A first edition of Emily Bronte’s Wuthering Heights, is on display for sale at Christie’s auction house, with copies estimated at 400,000–600,000 GBP (540,000–810,000 USD) in London, Monday, June 15, 2026. (AP Photo/Kin Cheung)
LONDON (AP) — A rare first-edition copy of “ Wuthering Heights,” complete with spelling mistakes, is up for auction for the first time in more than a century, as Emily Brontë’s tragic, tempestuous romance gains new fans through a big-screen adaptation.
Christie’s auction house said Monday that it’s the first copy of the novel in the publisher’s original cloth binding to be auctioned since 1908. Only about 250 copies of the first edition were printed, and this one has been in a private library since shortly after its publication in 1847.
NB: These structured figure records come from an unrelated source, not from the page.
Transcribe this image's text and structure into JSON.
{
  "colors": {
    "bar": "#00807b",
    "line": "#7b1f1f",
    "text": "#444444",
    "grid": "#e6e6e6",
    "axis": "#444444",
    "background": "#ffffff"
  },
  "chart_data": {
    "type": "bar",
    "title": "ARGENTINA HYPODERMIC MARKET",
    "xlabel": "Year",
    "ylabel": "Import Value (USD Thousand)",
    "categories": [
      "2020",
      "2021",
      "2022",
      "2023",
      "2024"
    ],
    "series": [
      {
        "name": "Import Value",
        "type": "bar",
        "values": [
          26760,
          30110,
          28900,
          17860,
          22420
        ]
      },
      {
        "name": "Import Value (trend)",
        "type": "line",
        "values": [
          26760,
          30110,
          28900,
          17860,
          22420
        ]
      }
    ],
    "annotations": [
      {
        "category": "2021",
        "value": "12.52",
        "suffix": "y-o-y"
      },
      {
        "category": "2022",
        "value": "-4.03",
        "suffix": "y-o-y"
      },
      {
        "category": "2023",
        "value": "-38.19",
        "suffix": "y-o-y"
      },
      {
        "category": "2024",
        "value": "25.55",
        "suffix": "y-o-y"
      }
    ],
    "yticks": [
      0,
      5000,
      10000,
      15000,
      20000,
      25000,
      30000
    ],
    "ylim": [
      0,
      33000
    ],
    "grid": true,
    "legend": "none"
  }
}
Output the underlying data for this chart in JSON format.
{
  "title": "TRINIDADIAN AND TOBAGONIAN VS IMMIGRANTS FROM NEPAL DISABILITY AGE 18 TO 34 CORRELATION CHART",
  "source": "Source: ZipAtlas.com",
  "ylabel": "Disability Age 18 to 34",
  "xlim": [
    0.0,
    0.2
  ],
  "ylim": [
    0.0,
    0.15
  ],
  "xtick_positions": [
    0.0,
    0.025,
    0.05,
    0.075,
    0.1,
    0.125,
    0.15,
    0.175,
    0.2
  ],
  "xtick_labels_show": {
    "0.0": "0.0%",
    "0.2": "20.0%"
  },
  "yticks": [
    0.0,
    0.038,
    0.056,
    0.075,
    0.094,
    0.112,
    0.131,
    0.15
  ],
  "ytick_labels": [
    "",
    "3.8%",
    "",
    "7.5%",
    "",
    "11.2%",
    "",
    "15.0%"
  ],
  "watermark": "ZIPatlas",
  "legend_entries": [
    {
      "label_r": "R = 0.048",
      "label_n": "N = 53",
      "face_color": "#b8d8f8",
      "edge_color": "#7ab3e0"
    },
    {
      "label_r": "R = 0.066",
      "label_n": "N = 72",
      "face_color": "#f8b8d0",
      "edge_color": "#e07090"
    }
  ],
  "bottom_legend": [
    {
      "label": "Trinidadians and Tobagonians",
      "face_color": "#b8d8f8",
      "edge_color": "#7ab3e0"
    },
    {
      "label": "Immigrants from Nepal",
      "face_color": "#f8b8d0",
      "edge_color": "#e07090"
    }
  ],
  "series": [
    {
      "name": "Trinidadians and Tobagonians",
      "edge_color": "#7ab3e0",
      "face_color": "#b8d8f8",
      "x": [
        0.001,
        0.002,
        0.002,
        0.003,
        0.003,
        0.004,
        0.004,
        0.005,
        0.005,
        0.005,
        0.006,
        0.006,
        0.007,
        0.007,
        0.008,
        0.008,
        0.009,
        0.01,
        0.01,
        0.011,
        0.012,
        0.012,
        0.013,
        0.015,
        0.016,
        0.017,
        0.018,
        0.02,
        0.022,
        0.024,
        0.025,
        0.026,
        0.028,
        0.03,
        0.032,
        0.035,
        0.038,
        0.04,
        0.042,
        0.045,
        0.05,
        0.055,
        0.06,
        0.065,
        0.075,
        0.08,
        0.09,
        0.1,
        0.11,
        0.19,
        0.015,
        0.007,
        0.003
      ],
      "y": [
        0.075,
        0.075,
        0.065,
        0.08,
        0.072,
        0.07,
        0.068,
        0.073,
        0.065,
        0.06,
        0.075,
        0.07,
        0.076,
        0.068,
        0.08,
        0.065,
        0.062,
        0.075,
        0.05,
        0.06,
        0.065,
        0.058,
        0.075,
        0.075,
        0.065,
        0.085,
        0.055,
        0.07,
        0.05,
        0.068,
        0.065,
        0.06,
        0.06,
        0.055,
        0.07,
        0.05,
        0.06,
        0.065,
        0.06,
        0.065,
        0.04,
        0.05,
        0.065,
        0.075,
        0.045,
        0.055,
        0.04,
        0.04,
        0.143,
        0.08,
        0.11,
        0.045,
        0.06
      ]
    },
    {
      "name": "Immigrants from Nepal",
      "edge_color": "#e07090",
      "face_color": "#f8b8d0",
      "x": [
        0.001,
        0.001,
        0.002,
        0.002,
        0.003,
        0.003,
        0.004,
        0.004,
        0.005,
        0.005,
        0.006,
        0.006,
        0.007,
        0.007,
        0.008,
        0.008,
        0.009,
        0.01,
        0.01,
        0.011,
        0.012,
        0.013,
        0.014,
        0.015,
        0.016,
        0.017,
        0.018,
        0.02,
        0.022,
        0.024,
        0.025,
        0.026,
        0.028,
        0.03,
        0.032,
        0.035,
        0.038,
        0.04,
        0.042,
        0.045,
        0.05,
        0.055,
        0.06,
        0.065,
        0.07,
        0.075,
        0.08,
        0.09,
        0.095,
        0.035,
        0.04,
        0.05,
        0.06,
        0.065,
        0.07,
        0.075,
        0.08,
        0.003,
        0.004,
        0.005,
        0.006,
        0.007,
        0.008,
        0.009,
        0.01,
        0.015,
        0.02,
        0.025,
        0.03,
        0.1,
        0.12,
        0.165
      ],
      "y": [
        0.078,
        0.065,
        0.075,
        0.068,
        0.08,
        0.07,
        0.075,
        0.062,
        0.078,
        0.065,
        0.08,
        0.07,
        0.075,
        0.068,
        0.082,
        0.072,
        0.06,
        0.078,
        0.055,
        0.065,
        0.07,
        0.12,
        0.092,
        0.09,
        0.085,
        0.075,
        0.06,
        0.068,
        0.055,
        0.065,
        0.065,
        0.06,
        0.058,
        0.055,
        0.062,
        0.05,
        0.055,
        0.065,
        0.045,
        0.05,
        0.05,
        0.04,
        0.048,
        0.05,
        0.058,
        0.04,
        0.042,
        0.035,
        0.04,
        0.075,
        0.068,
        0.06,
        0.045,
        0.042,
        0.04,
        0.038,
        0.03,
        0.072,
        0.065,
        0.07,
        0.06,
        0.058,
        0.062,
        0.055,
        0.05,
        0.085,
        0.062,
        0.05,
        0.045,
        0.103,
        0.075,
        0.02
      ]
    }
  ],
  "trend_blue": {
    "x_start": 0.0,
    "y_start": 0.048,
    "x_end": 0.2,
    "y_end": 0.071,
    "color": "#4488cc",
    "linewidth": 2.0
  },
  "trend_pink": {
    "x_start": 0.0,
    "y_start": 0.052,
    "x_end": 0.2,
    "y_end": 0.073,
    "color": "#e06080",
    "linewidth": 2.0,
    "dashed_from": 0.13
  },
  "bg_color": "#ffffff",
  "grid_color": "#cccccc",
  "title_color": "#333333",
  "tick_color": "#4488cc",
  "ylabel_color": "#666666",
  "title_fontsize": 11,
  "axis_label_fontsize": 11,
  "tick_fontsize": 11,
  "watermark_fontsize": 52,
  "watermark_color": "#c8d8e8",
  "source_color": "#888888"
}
“The vast majority of surviving copies were rebound for collectors or libraries, meaning original cloth examples are now extremely scarce,” said Christie’s books and manuscripts specialist Mark Wiltshire.
Being sold along with a copy of sister Anne Brontë’s “Agnes Grey,” it’s expected to sell for between 400,000 pounds and 600,000 pounds ($540,000 and $800,000) at a June 30 auction in London. Both books carry the male pen names the sisters adopted to get published: Ellis Bell for Emily and Acton Bell for Anne.